Aetiology and comorbidities of cerebral palsy in a developing country

Komomo I. Eyong, Asindi A. Asindi, Chimaeze Torty


Background: Cerebral palsy (CP) is a common disabling condition of movement and posture causing activity limitation arising from a static injury to the developing brain. Common risk factors for cerebral palsy in Africa include severe birth asphyxia, kernicterus and neonatal infections. This study is aimed at determining the aetiology and comorbidities associated with cerebral palsy in our environment.

Methods: All children with CP presenting to the Paediatric Neurology clinic of the University of Calabar Teaching Hospital whose parent gave consent were recruited into the study. The biodata of the children and that of the parent’s/ care givers were obtained. A detailed pregnancy and delivery history, neonatal history, seizures during first three years of life and developmental mile stones was documented.

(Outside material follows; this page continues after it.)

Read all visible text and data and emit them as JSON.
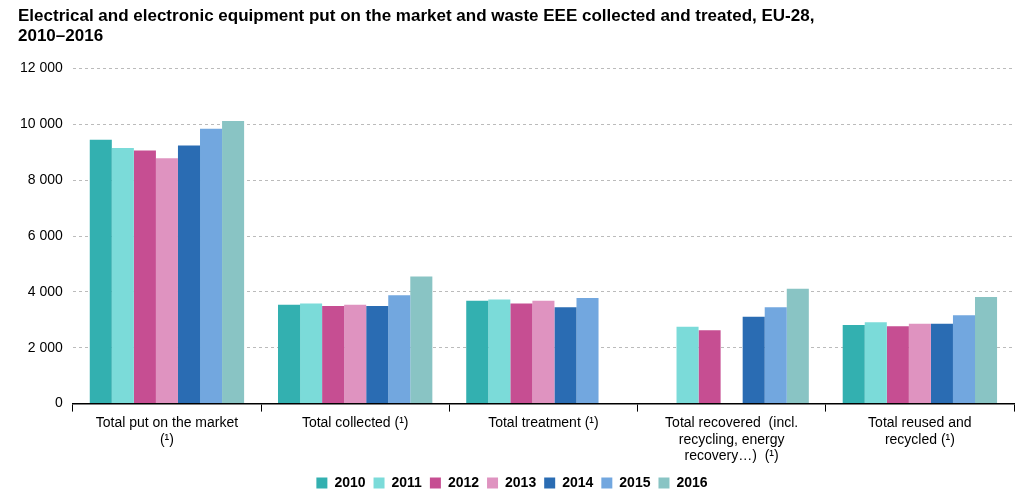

Results: Seventy children with CP were recruited into the study of which 46 (65.7%) were males and 24 (34.3%) females. Majority of the children were from low social class and products of home, church or TBA’S delivery where supervision is poor. Severe birth asphyxia and CNS infections are the commonest identified risk factors. Spastic quadriplegic CP is the dominant type of CP followed by spastic hemiplegia. There is a significant statistical relationship between the aetiology and the type of CP. Epilepsy (60%) speech defect (42.9%) and microcephaly (40%) are the predominant comorbidities seen in the study. Cortical atrophy and ventricular dilatation are predominant CT findings in contrast to periventricular leukomalecia seen in developed countries.

Conclusions: Majority of the patients with CP in this study are from low social class and were delivered in places with poor obstetrics care. Improved perinatal care through an adequate social support system may reduce the burden of the disease.